Clemens empirical work finds the same pattern as de Haas’ theoretical overview (noting de Haas also includes an empirical test):
This is important. And, the shape is becoming more pronounced, as shown by the right hand side above. When we think about which countries are poor in the world today, this likely means migration in the 21st century will be very different to previous migrant trends, based on country of origin flows. How people move has a strong impact on their wellbeing and financial situation. In Australia we see established ethnic populations from the Philippines and Malaysia yet relatively few people from Cambodia, Myanmar and Thailand. Closer to home, this literature has implications for our relationship with our largest aid recipient, Papua New Guinea, which has never seen high levels of emigration. The evidence says this should not be surprising but also to be aware of the possibilities in the future.
In my view, Clemens most helpful part of his paper is putting some additional empirical grunt into this historically theoretical discussion.

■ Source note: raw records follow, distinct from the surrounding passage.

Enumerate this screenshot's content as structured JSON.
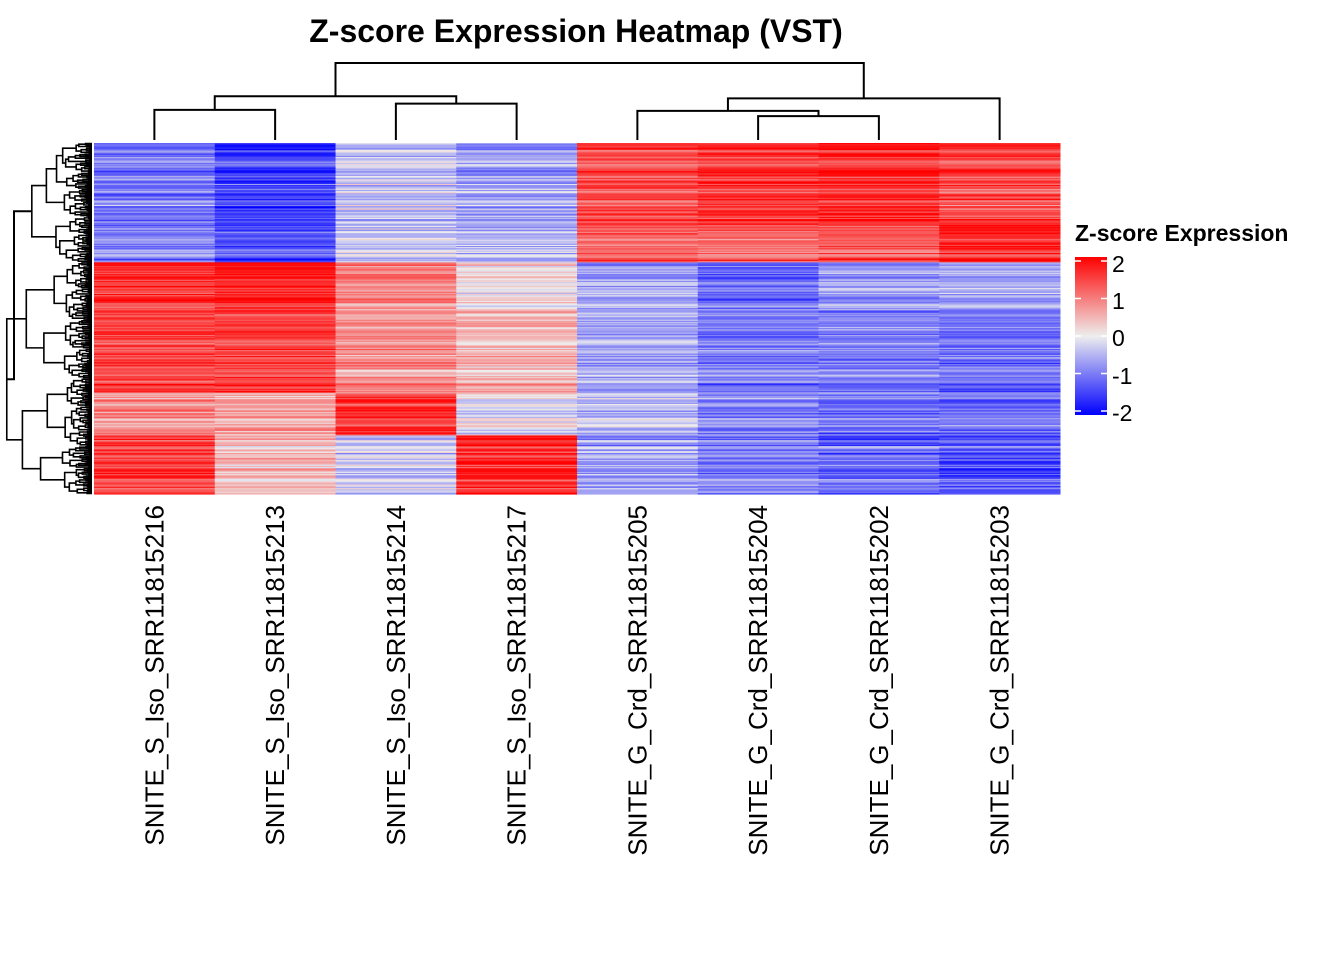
{
  "chart_data": {
    "type": "heatmap",
    "title": "Z-score Expression Heatmap (VST)",
    "columns": [
      "SNITE_S_Iso_SRR11815216",
      "SNITE_S_Iso_SRR11815213",
      "SNITE_S_Iso_SRR11815214",
      "SNITE_S_Iso_SRR11815217",
      "SNITE_G_Crd_SRR11815205",
      "SNITE_G_Crd_SRR11815204",
      "SNITE_G_Crd_SRR11815202",
      "SNITE_G_Crd_SRR11815203"
    ],
    "n_rows_approx": 300,
    "row_blocks": [
      {
        "rows": 70,
        "mean_z": [
          -0.9,
          -1.4,
          -0.3,
          -0.6,
          1.3,
          1.5,
          1.6,
          1.3
        ]
      },
      {
        "rows": 32,
        "mean_z": [
          -0.9,
          -1.3,
          -0.4,
          -0.5,
          1.2,
          1.2,
          1.3,
          1.8
        ]
      },
      {
        "rows": 40,
        "mean_z": [
          1.6,
          1.8,
          0.9,
          0.1,
          -0.6,
          -1.1,
          -0.7,
          -0.6
        ]
      },
      {
        "rows": 72,
        "mean_z": [
          1.5,
          1.5,
          0.8,
          0.5,
          -0.6,
          -1.0,
          -1.0,
          -1.1
        ]
      },
      {
        "rows": 36,
        "mean_z": [
          0.9,
          0.7,
          1.6,
          -0.2,
          -0.5,
          -0.9,
          -1.1,
          -1.1
        ]
      },
      {
        "rows": 50,
        "mean_z": [
          1.4,
          0.4,
          -0.3,
          1.6,
          -0.6,
          -0.9,
          -1.1,
          -1.3
        ]
      }
    ],
    "column_dendrogram": {
      "merges": [
        {
          "a": 1,
          "b": 2,
          "height": 0.29
        },
        {
          "a": 3,
          "b": 4,
          "height": 0.35
        },
        {
          "a": 6,
          "b": 7,
          "height": 0.23
        },
        {
          "a": 5,
          "b": "6-7",
          "height": 0.28
        },
        {
          "a": "5-6-7",
          "b": 8,
          "height": 0.4
        },
        {
          "a": "1-2",
          "b": "3-4",
          "height": 0.42
        },
        {
          "a": "1-4",
          "b": "5-8",
          "height": 0.74
        }
      ]
    },
    "legend": {
      "title": "Z-score Expression",
      "ticks": [
        "2",
        "1",
        "0",
        "-1",
        "-2"
      ],
      "tick_values": [
        2,
        1,
        0,
        -1,
        -2
      ],
      "range": [
        -2,
        2
      ],
      "colors": {
        "low": "#0000ff",
        "mid": "#eeeeee",
        "high": "#ff0000"
      }
    }
  }
}
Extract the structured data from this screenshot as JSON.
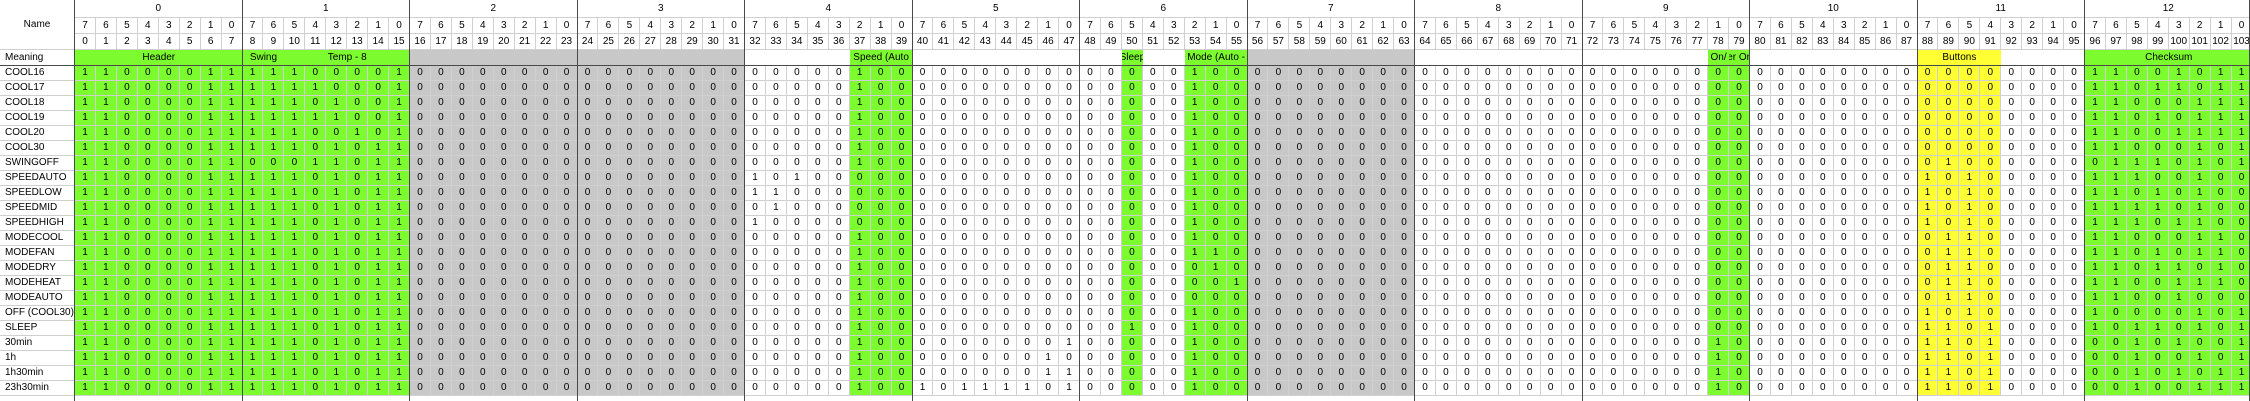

Further, the following five questions drawn from his paper about future questions to answer, summarise what a long way there is to go:
- Will the same relationship continue in the future?
- Is the mobility transition shaped primarily by supply or by demand?
- Is there a micro-macro conundrum?
- What determines the relative importance of different mechanisms in different settings?
- What are welfare-optimal policy responses to the mobility transition?
In terms of development, the question of economic welfare is most pertinent but unfortunately, one of the least recognised within the development agenda (it must be said the interest in migration and development has grown strongly in the past decade).
Of course, there are other impacts on emigration as well as economic factors. Vipul Naik, of the Open Borders website, asks:
What I’d like to know: to what extent does it reflect immigration *policy* discriminating against poor people and/or poor countries, and to what extent does it reflect differences that would continue under open borders?
Perhaps people can afford to emigrate more heavily even in very poor countries yet policy decisions stymie this as opposed to resource constraints. Naik raises the parallels with internal migration, where barriers are not related to immigration policy, particularly rural to urban migration.
This is a good question. In the Pacific, we know many people want to work in Australia under the seasonal work program but settle for New Zealand because the immigration policy is more functional (although this may be slowly changing). Presumably the resource constraint is similar for Australia and New Zealand (although airfares are more expensive to Australia). Both societies have existing diaspora. Yet we see very different immigrant flows with an unknown effect on emigration patterns.
Clemens addresses this issue as one of the ‘theories of mobility transition’. However labour demand in the destination country gets tangled up in immigration policy settings and is difficult to quantify relative to labour supply from the destination country (to be fair, his paper is also about economic forces, as opposed to political or policy concerns). This is perhaps the main reason why labour supply theory dominates much of the migration literature. Immigration policy undoubtedly plays a role but distinguishing policy from economic forces is hard.
Both Clemens and de Haas seek to highlight how initial thoughts can be very misleading. This is vital work for improving the migration/development nexus, an approach with massive potential and the central message is clear:
This suggests that for most poor countries, most of the time, an assistance policy that seeks to deter migration will fail. People who are serious about development in the poorest countries—such as Haiti, Ethiopia, or Cambodia—need to include migration in their strategies. Successful migration and development policy, in the broadest sense, means planning for a mobile world.
For Australian development policy, while some positive steps have been taken in better integrating migration and development, there is much still to do.